Mouse over the colors and years to look at the pattern of various names
babynames %>%
filter(grepl(pattern = "^Ra" , name)) %>% # grepl = grep logical
group_by(year, name) %>% # row number 27,095 decrease to 24,620. Why?
tally(n) %>% # tally() = df %>% summarise(n = n())

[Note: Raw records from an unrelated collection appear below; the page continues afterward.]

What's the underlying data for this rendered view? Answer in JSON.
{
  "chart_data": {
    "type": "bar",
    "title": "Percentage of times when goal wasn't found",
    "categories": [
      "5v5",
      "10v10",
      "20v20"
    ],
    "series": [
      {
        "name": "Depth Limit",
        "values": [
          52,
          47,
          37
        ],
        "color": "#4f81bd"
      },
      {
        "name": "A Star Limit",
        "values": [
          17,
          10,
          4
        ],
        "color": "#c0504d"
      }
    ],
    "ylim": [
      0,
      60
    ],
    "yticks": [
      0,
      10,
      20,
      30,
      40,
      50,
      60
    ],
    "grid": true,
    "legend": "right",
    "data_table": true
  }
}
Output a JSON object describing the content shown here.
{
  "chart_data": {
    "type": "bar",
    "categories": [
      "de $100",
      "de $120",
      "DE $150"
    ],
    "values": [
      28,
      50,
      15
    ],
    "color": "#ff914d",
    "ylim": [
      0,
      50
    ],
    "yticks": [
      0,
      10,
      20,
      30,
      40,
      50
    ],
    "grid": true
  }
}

streamgraph("name","n","year")
Load the alluvial package
# install.packages("alluvial")
library(alluvial)
## Warning: package 'alluvial' was built under R version 4.0.5
If you want to save the prebuilt dataset to your folder, use the write_csv function
# install.packages("ggalluvial")
library(ggalluvial)
## Warning: package 'ggalluvial' was built under R version 4.0.5
Refugee <- Refugees
write_csv(Refugees, "refugees.csv")
For help understanding the package ggalluvial, in a chunk, use the syntax:
?ggalluvial
## starting httpd help server ... done
Refugees <- Refugees
library(ggalluvial)
ggalluv <- ggplot(Refugees, aes(x = year, y = refugees, alluvium = country)) +
theme_bw() +
geom_alluvium(aes(fill = country),
width = .1, alpha = .75, decreasing = F, curve_type = "quintic") + # I tried the different curve type but the 'sigmoid' looks better.

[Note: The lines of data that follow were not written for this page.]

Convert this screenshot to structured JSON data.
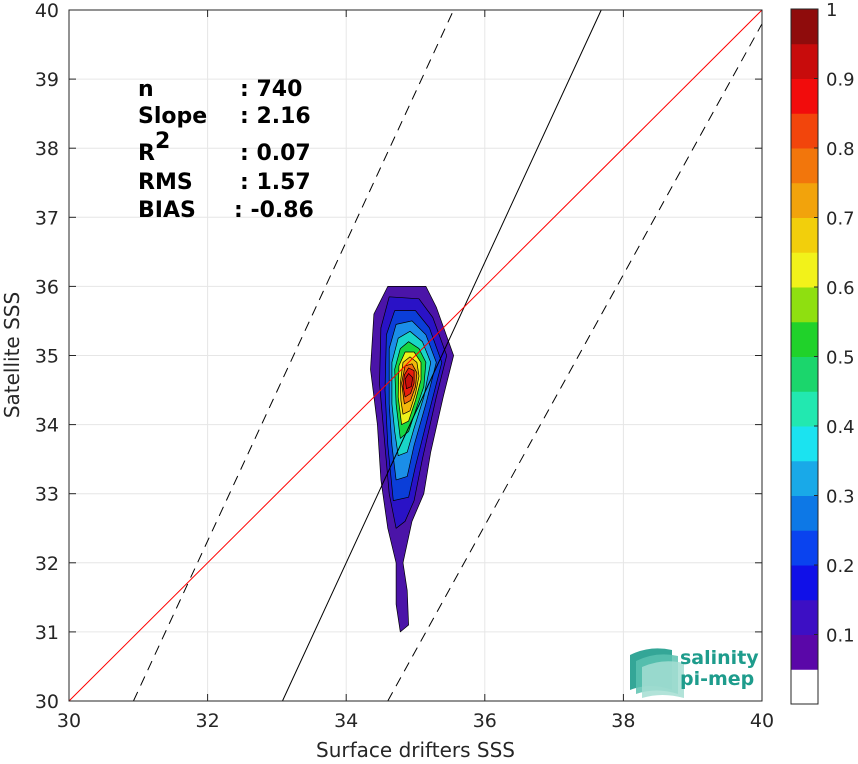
{
  "chart_data": {
    "type": "contour",
    "xlabel": "Surface drifters SSS",
    "ylabel": "Satellite SSS",
    "xlim": [
      30,
      40
    ],
    "ylim": [
      30,
      40
    ],
    "xticks": [
      30,
      32,
      34,
      36,
      38,
      40
    ],
    "yticks": [
      30,
      31,
      32,
      33,
      34,
      35,
      36,
      37,
      38,
      39,
      40
    ],
    "grid": true,
    "stats": [
      {
        "key": "n",
        "value": ": 740"
      },
      {
        "key": "Slope",
        "value": ": 2.16"
      },
      {
        "key": "R",
        "sup": "2",
        "value": ": 0.07"
      },
      {
        "key": "RMS",
        "value": ": 1.57"
      },
      {
        "key": "BIAS",
        "value": ": -0.86"
      }
    ],
    "lines": {
      "identity": {
        "color": "#ff0000",
        "points": [
          [
            30,
            30
          ],
          [
            40,
            40
          ]
        ]
      },
      "regression": {
        "color": "#000000",
        "points": [
          [
            33.08,
            30
          ],
          [
            37.68,
            40
          ]
        ]
      },
      "regression_upper": {
        "color": "#000000",
        "dash": true,
        "points": [
          [
            30.93,
            30
          ],
          [
            35.55,
            40
          ]
        ]
      },
      "regression_lower": {
        "color": "#000000",
        "dash": true,
        "points": [
          [
            34.6,
            30
          ],
          [
            40,
            39.8
          ]
        ]
      }
    },
    "density_levels": [
      {
        "level": 0.05,
        "color": "#4b14a8",
        "poly": [
          [
            34.78,
            31.0
          ],
          [
            34.9,
            31.1
          ],
          [
            34.88,
            31.6
          ],
          [
            34.82,
            32.0
          ],
          [
            34.95,
            32.6
          ],
          [
            35.12,
            33.0
          ],
          [
            35.22,
            33.6
          ],
          [
            35.4,
            34.4
          ],
          [
            35.55,
            35.0
          ],
          [
            35.3,
            35.7
          ],
          [
            35.15,
            36.0
          ],
          [
            34.6,
            36.0
          ],
          [
            34.4,
            35.6
          ],
          [
            34.35,
            34.8
          ],
          [
            34.45,
            34.0
          ],
          [
            34.5,
            33.2
          ],
          [
            34.6,
            32.5
          ],
          [
            34.72,
            32.0
          ],
          [
            34.72,
            31.4
          ]
        ]
      },
      {
        "level": 0.1,
        "color": "#2a12c6",
        "poly": [
          [
            34.72,
            32.5
          ],
          [
            34.85,
            32.6
          ],
          [
            34.98,
            32.9
          ],
          [
            35.1,
            33.5
          ],
          [
            35.3,
            34.4
          ],
          [
            35.45,
            35.0
          ],
          [
            35.25,
            35.55
          ],
          [
            35.05,
            35.82
          ],
          [
            34.62,
            35.85
          ],
          [
            34.5,
            35.4
          ],
          [
            34.48,
            34.6
          ],
          [
            34.55,
            33.8
          ],
          [
            34.62,
            33.0
          ]
        ]
      },
      {
        "level": 0.2,
        "color": "#0b3ed8",
        "poly": [
          [
            34.68,
            32.9
          ],
          [
            34.9,
            32.95
          ],
          [
            35.0,
            33.4
          ],
          [
            35.2,
            34.2
          ],
          [
            35.38,
            34.9
          ],
          [
            35.2,
            35.4
          ],
          [
            35.0,
            35.65
          ],
          [
            34.7,
            35.65
          ],
          [
            34.58,
            35.3
          ],
          [
            34.56,
            34.5
          ],
          [
            34.6,
            33.7
          ]
        ]
      },
      {
        "level": 0.3,
        "color": "#1b8ee8",
        "poly": [
          [
            34.72,
            33.2
          ],
          [
            34.88,
            33.25
          ],
          [
            34.98,
            33.7
          ],
          [
            35.15,
            34.3
          ],
          [
            35.3,
            34.9
          ],
          [
            35.15,
            35.3
          ],
          [
            34.95,
            35.5
          ],
          [
            34.72,
            35.45
          ],
          [
            34.62,
            35.1
          ],
          [
            34.62,
            34.3
          ],
          [
            34.66,
            33.7
          ]
        ]
      },
      {
        "level": 0.4,
        "color": "#19d6c8",
        "poly": [
          [
            34.75,
            33.55
          ],
          [
            34.88,
            33.6
          ],
          [
            34.98,
            33.95
          ],
          [
            35.12,
            34.4
          ],
          [
            35.22,
            34.9
          ],
          [
            35.1,
            35.2
          ],
          [
            34.92,
            35.35
          ],
          [
            34.75,
            35.25
          ],
          [
            34.66,
            34.9
          ],
          [
            34.66,
            34.3
          ],
          [
            34.7,
            33.9
          ]
        ]
      },
      {
        "level": 0.5,
        "color": "#17d642",
        "poly": [
          [
            34.78,
            33.8
          ],
          [
            34.9,
            33.9
          ],
          [
            35.0,
            34.2
          ],
          [
            35.12,
            34.55
          ],
          [
            35.15,
            34.9
          ],
          [
            35.05,
            35.1
          ],
          [
            34.9,
            35.2
          ],
          [
            34.78,
            35.1
          ],
          [
            34.7,
            34.8
          ],
          [
            34.72,
            34.3
          ]
        ]
      },
      {
        "level": 0.6,
        "color": "#eef21a",
        "poly": [
          [
            34.8,
            34.0
          ],
          [
            34.9,
            34.05
          ],
          [
            35.0,
            34.35
          ],
          [
            35.08,
            34.65
          ],
          [
            35.08,
            34.9
          ],
          [
            34.98,
            35.05
          ],
          [
            34.85,
            35.05
          ],
          [
            34.76,
            34.85
          ],
          [
            34.75,
            34.4
          ]
        ]
      },
      {
        "level": 0.7,
        "color": "#f2b90c",
        "poly": [
          [
            34.82,
            34.15
          ],
          [
            34.92,
            34.2
          ],
          [
            35.0,
            34.45
          ],
          [
            35.05,
            34.7
          ],
          [
            35.02,
            34.9
          ],
          [
            34.92,
            34.98
          ],
          [
            34.82,
            34.9
          ],
          [
            34.78,
            34.6
          ],
          [
            34.79,
            34.35
          ]
        ]
      },
      {
        "level": 0.8,
        "color": "#f26a0c",
        "poly": [
          [
            34.84,
            34.3
          ],
          [
            34.93,
            34.35
          ],
          [
            35.0,
            34.55
          ],
          [
            35.02,
            34.75
          ],
          [
            34.95,
            34.88
          ],
          [
            34.85,
            34.85
          ],
          [
            34.8,
            34.6
          ]
        ]
      },
      {
        "level": 0.9,
        "color": "#e81c0c",
        "poly": [
          [
            34.85,
            34.4
          ],
          [
            34.93,
            34.45
          ],
          [
            34.98,
            34.6
          ],
          [
            34.98,
            34.78
          ],
          [
            34.9,
            34.82
          ],
          [
            34.84,
            34.72
          ],
          [
            34.82,
            34.55
          ]
        ]
      },
      {
        "level": 1.0,
        "color": "#c8100c",
        "poly": [
          [
            34.87,
            34.52
          ],
          [
            34.94,
            34.55
          ],
          [
            34.96,
            34.68
          ],
          [
            34.9,
            34.74
          ],
          [
            34.85,
            34.66
          ]
        ]
      }
    ],
    "colorbar": {
      "range": [
        0,
        1
      ],
      "ticks": [
        0.1,
        0.2,
        0.3,
        0.4,
        0.5,
        0.6,
        0.7,
        0.8,
        0.9,
        1
      ],
      "tick_labels": [
        "0.1",
        "0.2",
        "0.3",
        "0.4",
        "0.5",
        "0.6",
        "0.7",
        "0.8",
        "0.9",
        "1"
      ],
      "colors": [
        "#ffffff",
        "#5a07a8",
        "#3d0fc4",
        "#1010e8",
        "#0a43ef",
        "#0d78e6",
        "#19a9e8",
        "#1be3f0",
        "#22e8b0",
        "#1bd66c",
        "#20d22a",
        "#8fdf10",
        "#f2f21a",
        "#f2cf0c",
        "#f2a30c",
        "#f2760c",
        "#f2450c",
        "#f20c0c",
        "#c80c0c",
        "#8f0c0c"
      ]
    }
  },
  "logo": {
    "line1": "salinity",
    "line2": "pi-mep"
  }
}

scale_fill_brewer(palette = "Spectral") +
scale_x_continuous(lim = c(2002,2013)) +
ggtitle("UNHCR-Recognised Refugees\nTop 10 Countries (2003-2013)\n") +
ylab("Number of Refugees")
ggalluv
Code from “https://corybrunson.github.io/ggalluvial/reference/geom_alluvium.html”
ggplot(transform(alluvial::Refugees, id = 1),
aes(y = refugees, x = year, alluvium = id)) +
facet_wrap(~ country) +
geom_alluvium(aes(fill = country), alpha = .75) +
scale_x_continuous(breaks = seq(2004, 2012, 4))
## Warning in f(...): Some differentiation aesthetics vary within alluvia, and will be diffused by their first value.
## Consider using `geom_flow()` instead.